COTIDIANO

Quando começa a vida?

STF faz julgamento histórico no país sobre um assunto em que igreja e ciência divergem


Marcela Barrozo

O início da vida humana tem momento exato? Qual seria? No momento da fecundação? Entre três e quatro semanas depois, quando começam os batimentos cardíacos? Na falta de um consenso sobre o assunto, o Supremo Tribunal Federal (STF) vai assumir um papel quase divino ao decidir hoje, em julgamento inédito, quando a vida humana começa, e isso pode decidir o futuro da medicina no Brasil. Nesse veredicto está embutido o avanço ou retrocesso da utilização de células-tronco em pesquisas científicas.

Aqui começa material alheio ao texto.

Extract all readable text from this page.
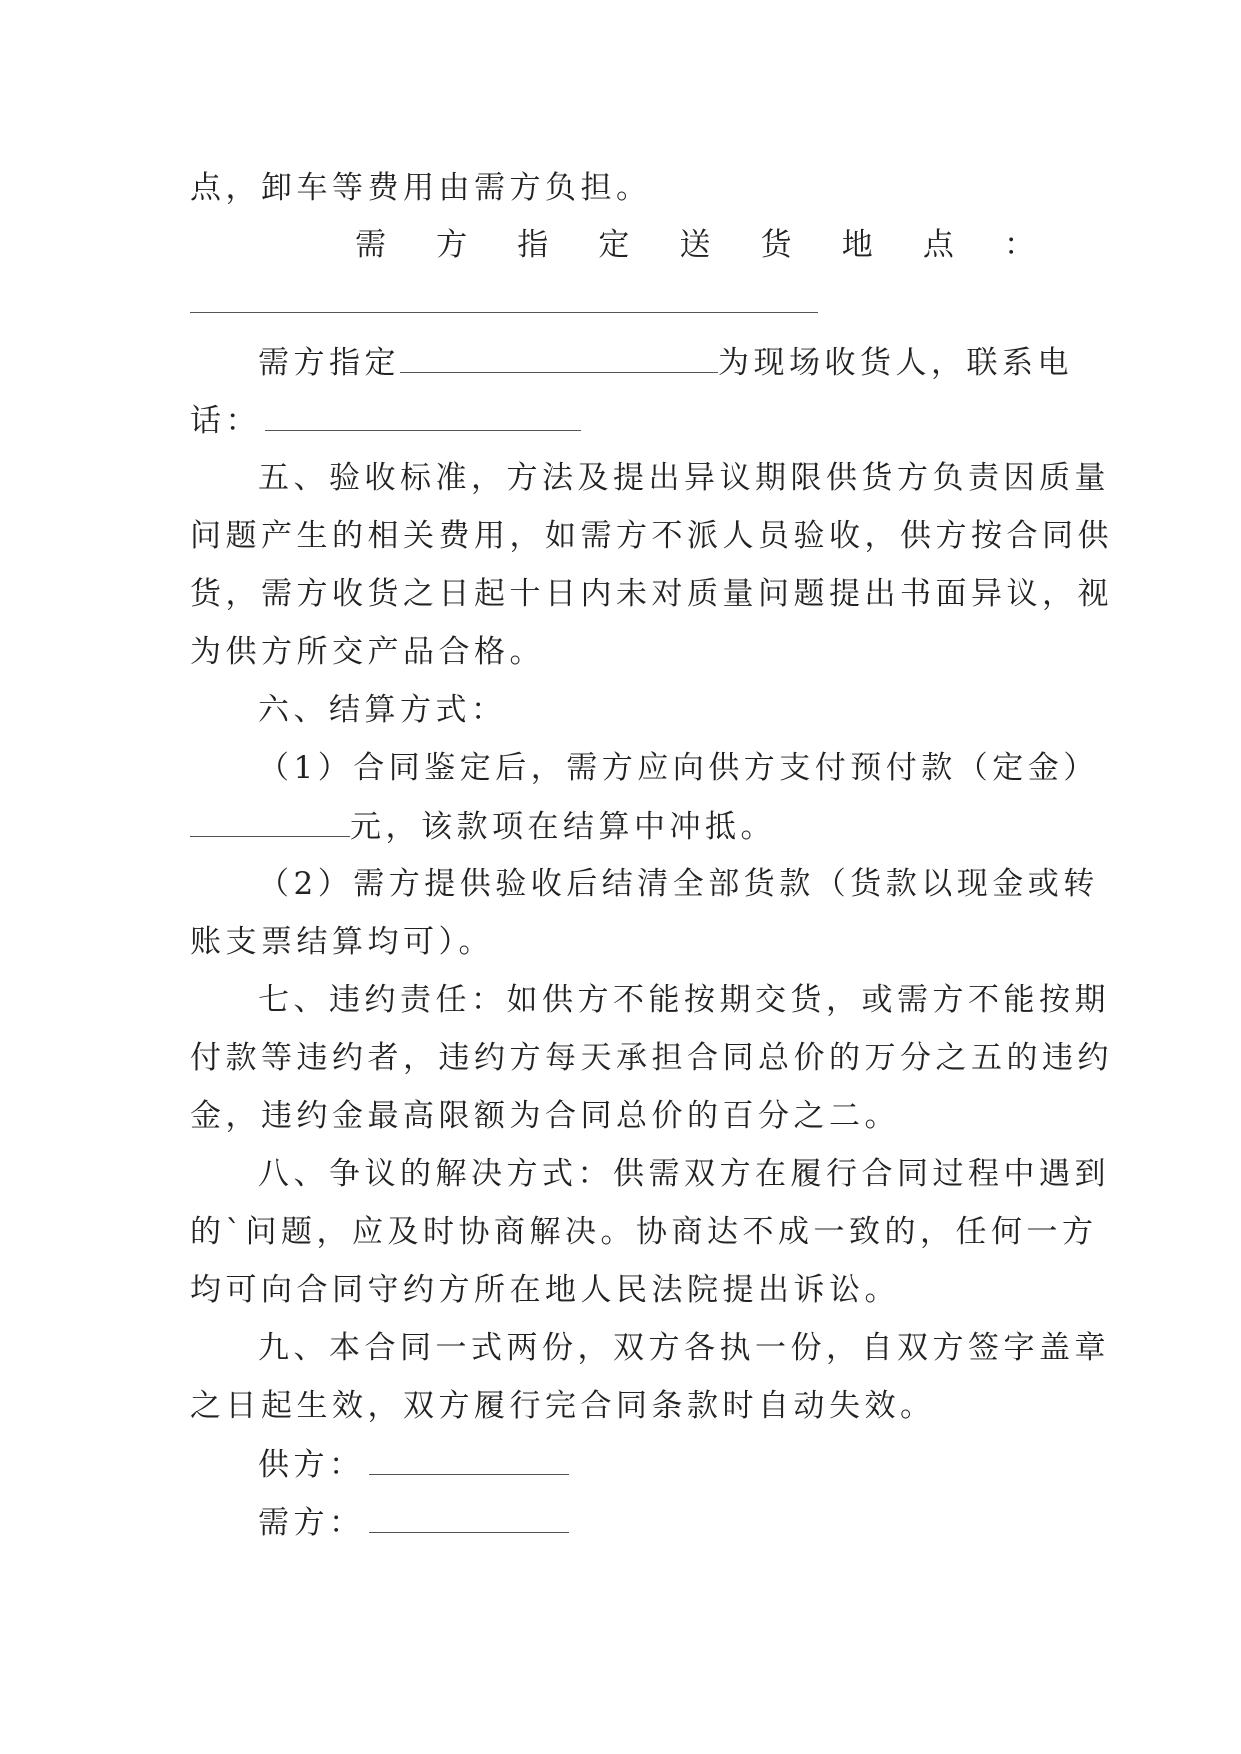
点，卸车等费用由需方负担。
需 方 指 定 送 货 地 点 ：
需方指定	为现场收货人，联系电
话：
五、验收标准，方法及提出异议期限供货方负责因质量
问题产生的相关费用，如需方不派人员验收，供方按合同供
货，需方收货之日起十日内未对质量问题提出书面异议，视
为供方所交产品合格。
六、结算方式：
（1）合同鉴定后，需方应向供方支付预付款（定金）
元，该款项在结算中冲抵。
（2）需方提供验收后结清全部货款（货款以现金或转
账支票结算均可）。
七、违约责任：如供方不能按期交货，或需方不能按期
付款等违约者，违约方每天承担合同总价的万分之五的违约
金，违约金最高限额为合同总价的百分之二。
八、争议的解决方式：供需双方在履行合同过程中遇到
的`问题，应及时协商解决。协商达不成一致的，任何一方
均可向合同守约方所在地人民法院提出诉讼。
九、本合同一式两份，双方各执一份，自双方签字盖章
之日起生效，双方履行完合同条款时自动失效。
供方：
需方：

As células em questão são extraídas de embriões congelados há mais de três anos e com autorização dos pais. Porém, depois que o ex-procurador-geral da República Cláudio Fonteles questionou a constitucionalidade da Lei de Biossegurança com base no argumento de que, se são embriões, logo possuem direito à vida, o debate sobre a questão se acirrou nas esferas da medicina e da igreja.

No Acre, o médico Marco Aurélio Pereira acredita que, apesar de o assunto ser controvertido, é de suma importância do ponto de vista da área da saúde. “É fundamental que seja autorizado esse tipo de tecnologia no Brasil. Vai contribuir muito para o avanço nas pesquisas para a cura de doenças como lesões neurológicas e o câncer”, afirmou.

Concepção - No entanto, a Igreja, qualquer que seja a denominação, se mostra terminantemente contra. “Nós acreditamos que a vida começa no momento da concepção e que o ser humano surge a partir da fecundação do óvulo seja dentro do útero ou de maneira artificial”, declara Henry Antônio Nogueira, pastor da Igreja do Evangelho Quadrangular em Rio Branco.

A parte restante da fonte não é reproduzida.